1937 film by Alfred E. Green

Thoroughbreds Don't Cry is a 1937 American musical comedy film directed by Alfred E. Green and starring Mickey Rooney and Judy Garland in their first film together. This is also Garland's first starring role in a feature film, after having appeared in small supporting roles in two previous motion pictures.

==Plot==
Cricket West is a hopeful actress with a pair of vocal cords that bring down the house. Her eccentric aunt runs a boarding house for the local jockeys, whose leader is the cocky but highly skilled Timmie Donovan, famous for his daring come-from-behind wins in the stretch. Into their lives comes Sir Peter Calverton and his young grandson Roger Calverton, who are titled but cash poor with only one asset, a prize-winning stakes horse called The Pookah.

Donovan's the best there is at his profession, but he is fatally compromised because his no-good gambler of a father, Charles D. Brown, pretending he is at death's door, extorts a pledge from Donovan to throw the prep race The Pookah is running in, in order to obtain cash for a "cure". Donovan does it but then is warned by the stewards that they're suspicious of his actions.

When The Pookah loses the race, the stress is too much for Sir Peter, and he dies of a heart attack. Roger doesn't have the money to enter The Pookah in The Cup, and plans to sell him. But Cricket tracks down Donovan, who has an attack of conscience and snatches the entrance fee from his conniving father. Roger wins the American Cup and Donovan's father is arrested.

==Cast==
- Mickey Rooney as Timmie Donovan
- Judy Garland as Cricket West
- Sophie Tucker as Mother Ralph
- C. Aubrey Smith as Sir Peter Calverton
- Ronald Sinclair as Roger Calverton
- Forrester Harvey as Wilkins
- Charles D. Brown as 'Click' Donovan
- Frankie Darro as 'Dink' Reid
- Henry Kolker as 'Doc' Godfrey
- Helen Troy as Hilda
- Francis X. Bushman as Racing Steward (uncredited)
- Robert Homans as Police Officer Higgins (uncredited)

==Production==
Following the sensational audience reaction to Judy Garland singing "You Made Me Love You (I Didn't Want to Do It)" to a picture of Clark Gable in Broadway Melody of 1938 (1937), Garland was rushed into shooting two films back to back, this and the more musically elaborate Everybody Sing, which was held for later release in 1938.

This was the first film to team Mickey Rooney and Judy Garland.
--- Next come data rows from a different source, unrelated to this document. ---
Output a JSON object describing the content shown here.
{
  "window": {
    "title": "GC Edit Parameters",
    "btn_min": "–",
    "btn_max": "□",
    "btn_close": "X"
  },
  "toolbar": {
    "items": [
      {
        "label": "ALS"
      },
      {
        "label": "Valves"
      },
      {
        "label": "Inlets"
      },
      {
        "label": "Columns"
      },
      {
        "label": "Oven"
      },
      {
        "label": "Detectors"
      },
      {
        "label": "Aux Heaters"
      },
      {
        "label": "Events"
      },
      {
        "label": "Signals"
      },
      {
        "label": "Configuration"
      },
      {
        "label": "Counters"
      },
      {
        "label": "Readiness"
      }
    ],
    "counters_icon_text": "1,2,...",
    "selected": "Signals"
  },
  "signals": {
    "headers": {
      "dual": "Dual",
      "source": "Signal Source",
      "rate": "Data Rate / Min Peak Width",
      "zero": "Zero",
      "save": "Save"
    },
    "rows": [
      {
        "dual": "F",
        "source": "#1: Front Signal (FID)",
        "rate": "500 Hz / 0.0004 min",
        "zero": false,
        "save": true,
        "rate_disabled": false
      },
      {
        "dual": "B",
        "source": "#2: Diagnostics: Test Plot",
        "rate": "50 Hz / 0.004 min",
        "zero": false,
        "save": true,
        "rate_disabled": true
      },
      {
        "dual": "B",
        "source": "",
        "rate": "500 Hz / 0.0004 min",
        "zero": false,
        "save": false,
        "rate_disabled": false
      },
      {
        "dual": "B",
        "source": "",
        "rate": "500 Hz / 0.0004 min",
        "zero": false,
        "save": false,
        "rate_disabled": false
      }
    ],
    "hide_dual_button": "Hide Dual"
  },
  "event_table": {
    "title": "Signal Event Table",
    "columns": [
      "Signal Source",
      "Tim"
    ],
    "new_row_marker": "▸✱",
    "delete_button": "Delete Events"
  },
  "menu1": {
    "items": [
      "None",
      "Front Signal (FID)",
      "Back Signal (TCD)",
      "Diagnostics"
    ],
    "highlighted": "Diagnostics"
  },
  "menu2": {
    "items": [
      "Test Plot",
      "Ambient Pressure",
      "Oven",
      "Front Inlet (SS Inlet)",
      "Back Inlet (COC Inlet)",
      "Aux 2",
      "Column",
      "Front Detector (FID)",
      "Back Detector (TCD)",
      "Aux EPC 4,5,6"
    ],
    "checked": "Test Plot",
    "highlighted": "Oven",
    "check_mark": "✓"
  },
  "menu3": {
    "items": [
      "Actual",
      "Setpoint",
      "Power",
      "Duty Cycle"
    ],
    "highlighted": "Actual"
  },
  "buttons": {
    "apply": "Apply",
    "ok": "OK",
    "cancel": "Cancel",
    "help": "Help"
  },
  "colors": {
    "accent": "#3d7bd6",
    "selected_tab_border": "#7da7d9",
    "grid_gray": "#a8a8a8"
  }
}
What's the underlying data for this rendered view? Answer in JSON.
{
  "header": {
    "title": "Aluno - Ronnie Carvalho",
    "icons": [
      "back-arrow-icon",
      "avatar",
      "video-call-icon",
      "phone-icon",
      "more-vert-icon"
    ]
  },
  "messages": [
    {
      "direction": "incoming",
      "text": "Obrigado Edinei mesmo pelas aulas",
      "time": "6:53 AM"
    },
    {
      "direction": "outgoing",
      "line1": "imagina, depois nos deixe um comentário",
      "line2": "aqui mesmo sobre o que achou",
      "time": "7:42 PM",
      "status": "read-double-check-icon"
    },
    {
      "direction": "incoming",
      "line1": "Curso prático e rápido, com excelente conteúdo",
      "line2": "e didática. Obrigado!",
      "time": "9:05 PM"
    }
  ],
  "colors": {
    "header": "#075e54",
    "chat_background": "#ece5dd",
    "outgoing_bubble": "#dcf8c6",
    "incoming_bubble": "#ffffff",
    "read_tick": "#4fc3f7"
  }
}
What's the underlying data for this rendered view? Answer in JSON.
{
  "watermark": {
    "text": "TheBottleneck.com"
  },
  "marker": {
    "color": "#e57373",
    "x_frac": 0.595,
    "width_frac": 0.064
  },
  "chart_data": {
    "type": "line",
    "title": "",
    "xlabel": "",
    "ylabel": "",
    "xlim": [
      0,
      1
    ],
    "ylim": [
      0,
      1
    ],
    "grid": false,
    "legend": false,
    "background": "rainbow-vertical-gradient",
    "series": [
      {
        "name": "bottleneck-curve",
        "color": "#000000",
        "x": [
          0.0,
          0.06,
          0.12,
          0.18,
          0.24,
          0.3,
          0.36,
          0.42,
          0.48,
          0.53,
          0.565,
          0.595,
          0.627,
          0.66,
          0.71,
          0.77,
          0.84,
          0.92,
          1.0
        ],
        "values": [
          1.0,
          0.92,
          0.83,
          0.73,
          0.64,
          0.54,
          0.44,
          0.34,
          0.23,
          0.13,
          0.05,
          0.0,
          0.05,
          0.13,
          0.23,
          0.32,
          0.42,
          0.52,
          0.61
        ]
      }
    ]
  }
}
Arthur Freed and Nacio Herb Brown wrote two songs for Garland, but only one, "Got A Pair of New Shoes", made it into the final film. "Sun Showers" was also recorded by Garland, which still survives today.

Ronald Sinclair substitutes for Freddie Bartholomew, for whom this role was originally intended, but whose voice had changed, according to accounts later told by Judy Garland. The chemistry between Mickey and Judy was readily apparent in this film and MGM would team them several more times until Words and Music in 1948. The film features a cameo appearance from Frankie Darro as Dink Reid.

==Box office==
According to MGM records the film earned $426,000 in the US and Canada and $305,000 elsewhere resulting in a loss of $29,000.